I waited until I had a delivery, since it gave me an excuse to go outside.  The pizza was placed inside a thermal bag, and deposited on the passenger seat of my 2009 Toyota Prius.  I then snuck over to the outdoor dining area, snagged a chair, and tucked it away in the Prius’s hatchback.  All the pieces in place, I then proceeded to my destiny.

I drove down the block to the Chosen Place, and parked my car illegally in a fire zone, having no other immediately available options.  I wasn’t concerned about any consequences; the pizza delivery sign atop my car essentially granted me immunity to parking tickets.  I retrieved the chair from where it was stowed, and found a good spot to place it.  A bit jittery, my heart pounding, and my skin goosepimpling in the October wind, I climbed up on the chair.  My perch a bit wobbly, I spread my arms out for balance, then took a deep breath to steel my resolve.  Then, at last, the culmination of my efforts was achieved as I shouted out for all the universe (or at least, a one block radius around where I stood) to hear:

“I AM A WRITER!”

The universe responded in the form of a horn blaring at me, and a passing driver shouting at me to get out of the street.

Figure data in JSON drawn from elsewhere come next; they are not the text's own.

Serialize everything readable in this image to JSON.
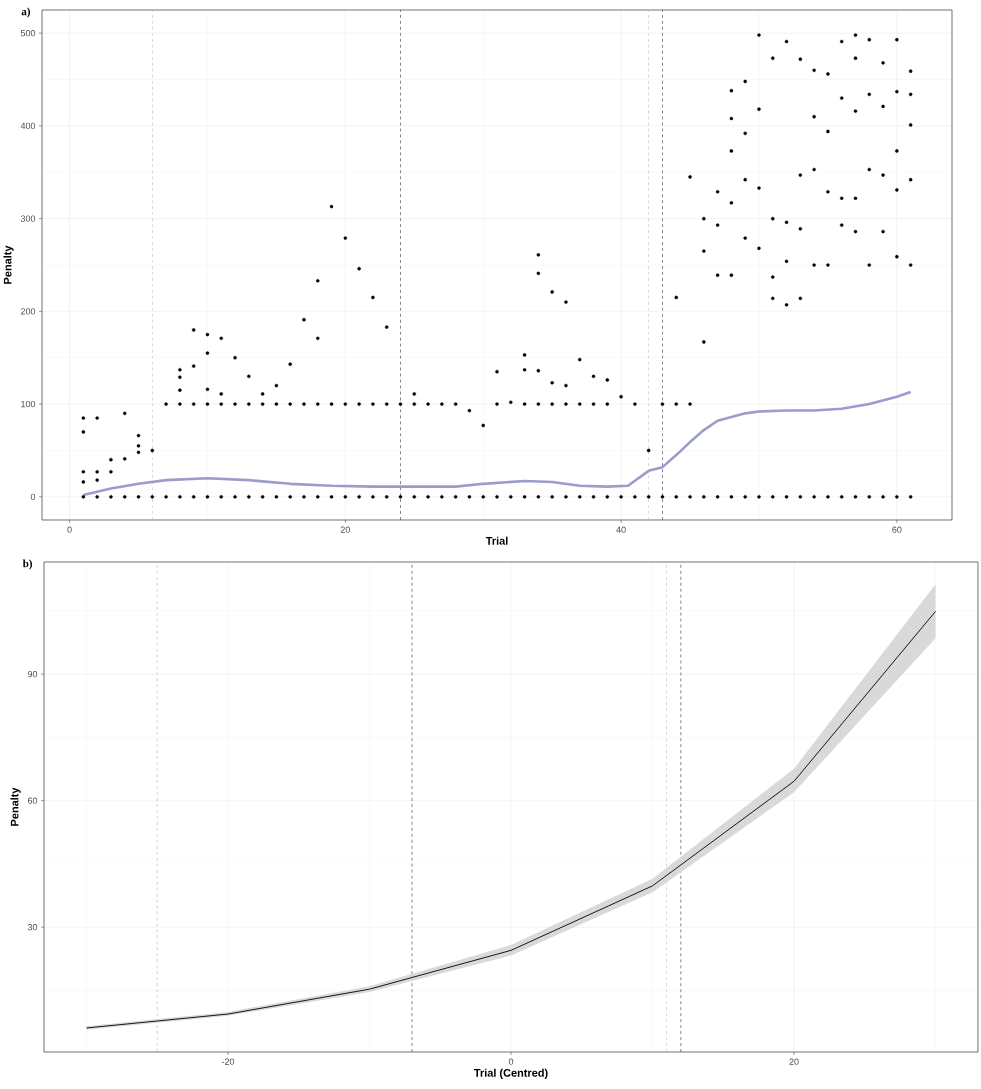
{
  "chart_data": [
    {
      "type": "scatter",
      "title": "a)",
      "xlabel": "Trial",
      "ylabel": "Penalty",
      "xlim": [
        -2,
        64
      ],
      "ylim": [
        -25,
        525
      ],
      "xticks": [
        0,
        20,
        40,
        60
      ],
      "yticks": [
        0,
        100,
        200,
        300,
        400,
        500
      ],
      "grid": true,
      "ref_lines": [
        {
          "axis": "x",
          "value": 6,
          "color": "#b3b3b3",
          "line_style": "dashed"
        },
        {
          "axis": "x",
          "value": 24,
          "color": "#333333",
          "line_style": "dashed"
        },
        {
          "axis": "x",
          "value": 42,
          "color": "#b3b3b3",
          "line_style": "dashed"
        },
        {
          "axis": "x",
          "value": 43,
          "color": "#333333",
          "line_style": "dashed"
        }
      ],
      "series": [
        {
          "type": "scatter",
          "color": "#000000",
          "marker": "circle",
          "x": [
            1,
            1,
            1,
            1,
            1,
            2,
            2,
            2,
            2,
            3,
            3,
            3,
            4,
            4,
            4,
            5,
            5,
            5,
            5,
            6,
            6,
            7,
            7,
            8,
            8,
            8,
            8,
            8,
            9,
            9,
            9,
            9,
            10,
            10,
            10,
            10,
            10,
            11,
            11,
            11,
            11,
            12,
            12,
            12,
            13,
            13,
            13,
            14,
            14,
            14,
            15,
            15,
            15,
            16,
            16,
            16,
            17,
            17,
            17,
            18,
            18,
            18,
            18,
            19,
            19,
            19,
            20,
            20,
            20,
            21,
            21,
            21,
            22,
            22,
            22,
            23,
            23,
            23,
            24,
            24,
            25,
            25,
            25,
            26,
            26,
            27,
            27,
            28,
            28,
            29,
            29,
            30,
            30,
            31,
            31,
            31,
            32,
            32,
            33,
            33,
            33,
            33,
            34,
            34,
            34,
            34,
            34,
            35,
            35,
            35,
            35,
            36,
            36,
            36,
            36,
            37,
            37,
            37,
            38,
            38,
            38,
            39,
            39,
            39,
            40,
            40,
            41,
            41,
            42,
            42,
            43,
            43,
            44,
            44,
            44,
            45,
            45,
            45,
            46,
            46,
            46,
            46,
            47,
            47,
            47,
            47,
            48,
            48,
            48,
            48,
            48,
            48,
            49,
            49,
            49,
            49,
            49,
            50,
            50,
            50,
            50,
            50,
            51,
            51,
            51,
            51,
            51,
            52,
            52,
            52,
            52,
            52,
            53,
            53,
            53,
            53,
            53,
            54,
            54,
            54,
            54,
            54,
            55,
            55,
            55,
            55,
            55,
            56,
            56,
            56,
            56,
            56,
            57,
            57,
            57,
            57,
            57,
            57,
            58,
            58,
            58,
            58,
            58,
            59,
            59,
            59,
            59,
            59,
            60,
            60,
            60,
            60,
            60,
            60,
            61,
            61,
            61,
            61,
            61,
            61
          ],
          "values": [
            0,
            16,
            27,
            70,
            85,
            0,
            18,
            27,
            85,
            0,
            27,
            40,
            0,
            41,
            90,
            0,
            48,
            55,
            66,
            0,
            50,
            0,
            100,
            0,
            100,
            115,
            129,
            137,
            0,
            100,
            141,
            180,
            0,
            100,
            116,
            155,
            175,
            0,
            100,
            111,
            171,
            0,
            100,
            150,
            0,
            100,
            130,
            0,
            100,
            111,
            0,
            100,
            120,
            0,
            100,
            143,
            0,
            100,
            191,
            0,
            100,
            171,
            233,
            0,
            100,
            313,
            0,
            100,
            279,
            0,
            100,
            246,
            0,
            100,
            215,
            0,
            100,
            183,
            0,
            100,
            0,
            100,
            111,
            0,
            100,
            0,
            100,
            0,
            100,
            0,
            93,
            0,
            77,
            0,
            100,
            135,
            0,
            102,
            0,
            100,
            137,
            153,
            0,
            100,
            136,
            241,
            261,
            0,
            100,
            123,
            221,
            0,
            100,
            120,
            210,
            0,
            100,
            148,
            0,
            100,
            130,
            0,
            100,
            126,
            0,
            108,
            0,
            100,
            0,
            50,
            0,
            100,
            0,
            100,
            215,
            0,
            100,
            345,
            0,
            167,
            265,
            300,
            0,
            239,
            293,
            329,
            0,
            239,
            317,
            373,
            408,
            438,
            0,
            279,
            342,
            392,
            448,
            0,
            268,
            333,
            418,
            498,
            0,
            214,
            237,
            300,
            473,
            0,
            207,
            254,
            296,
            491,
            0,
            214,
            289,
            347,
            472,
            0,
            250,
            353,
            410,
            460,
            0,
            250,
            329,
            394,
            456,
            0,
            293,
            322,
            430,
            491,
            0,
            286,
            322,
            416,
            473,
            498,
            0,
            250,
            353,
            434,
            493,
            0,
            286,
            347,
            421,
            468,
            0,
            259,
            331,
            373,
            437,
            493,
            0,
            250,
            342,
            401,
            434,
            459
          ]
        },
        {
          "type": "line",
          "color": "#9a9ccc",
          "marker": "none",
          "x": [
            1,
            3,
            5,
            7,
            10,
            13,
            16,
            19,
            22,
            25,
            28,
            30,
            33,
            35,
            37,
            39,
            40.5,
            42,
            43,
            44,
            45,
            46,
            47,
            48,
            49,
            50,
            52,
            54,
            56,
            58,
            60,
            61
          ],
          "values": [
            2,
            9,
            14,
            18,
            20,
            18,
            14,
            12,
            11,
            11,
            11,
            14,
            17,
            16,
            12,
            11,
            12,
            28,
            32,
            45,
            59,
            72,
            82,
            86,
            90,
            92,
            93,
            93,
            95,
            100,
            108,
            113
          ]
        }
      ]
    },
    {
      "type": "line",
      "title": "b)",
      "xlabel": "Trial (Centred)",
      "ylabel": "Penalty",
      "xlim": [
        -33,
        33
      ],
      "ylim": [
        0.4,
        116.6
      ],
      "xticks": [
        -20,
        0,
        20
      ],
      "yticks": [
        30,
        60,
        90
      ],
      "grid": true,
      "ref_lines": [
        {
          "axis": "x",
          "value": -25,
          "color": "#b3b3b3",
          "line_style": "dashed"
        },
        {
          "axis": "x",
          "value": -7,
          "color": "#333333",
          "line_style": "dashed"
        },
        {
          "axis": "x",
          "value": 11,
          "color": "#b3b3b3",
          "line_style": "dashed"
        },
        {
          "axis": "x",
          "value": 12,
          "color": "#333333",
          "line_style": "dashed"
        }
      ],
      "series": [
        {
          "color": "#000000",
          "x": [
            -30,
            -20,
            -10,
            0,
            10,
            20,
            30
          ],
          "values": [
            6.1,
            9.4,
            15.3,
            24.5,
            39.8,
            64.6,
            104.9
          ],
          "lower": [
            5.7,
            9.0,
            14.6,
            23.3,
            38.3,
            62.0,
            98.5
          ],
          "upper": [
            6.5,
            9.9,
            16.0,
            25.8,
            41.5,
            67.6,
            111.3
          ]
        }
      ]
    }
  ]
}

My face flushed with heat, and I climbed down from the mountain peak and returned to my car.  My pride was now tempered by sheepishness, as I nervously looked around, hoping that no one I knew had actually seen me.  The moment had passed, but the adrenaline rush of it was carried with me as I delivered the next pizza, collected the money, and returned to the store.  It was my last delivery of the night before closing time, but it was also my most invigorating.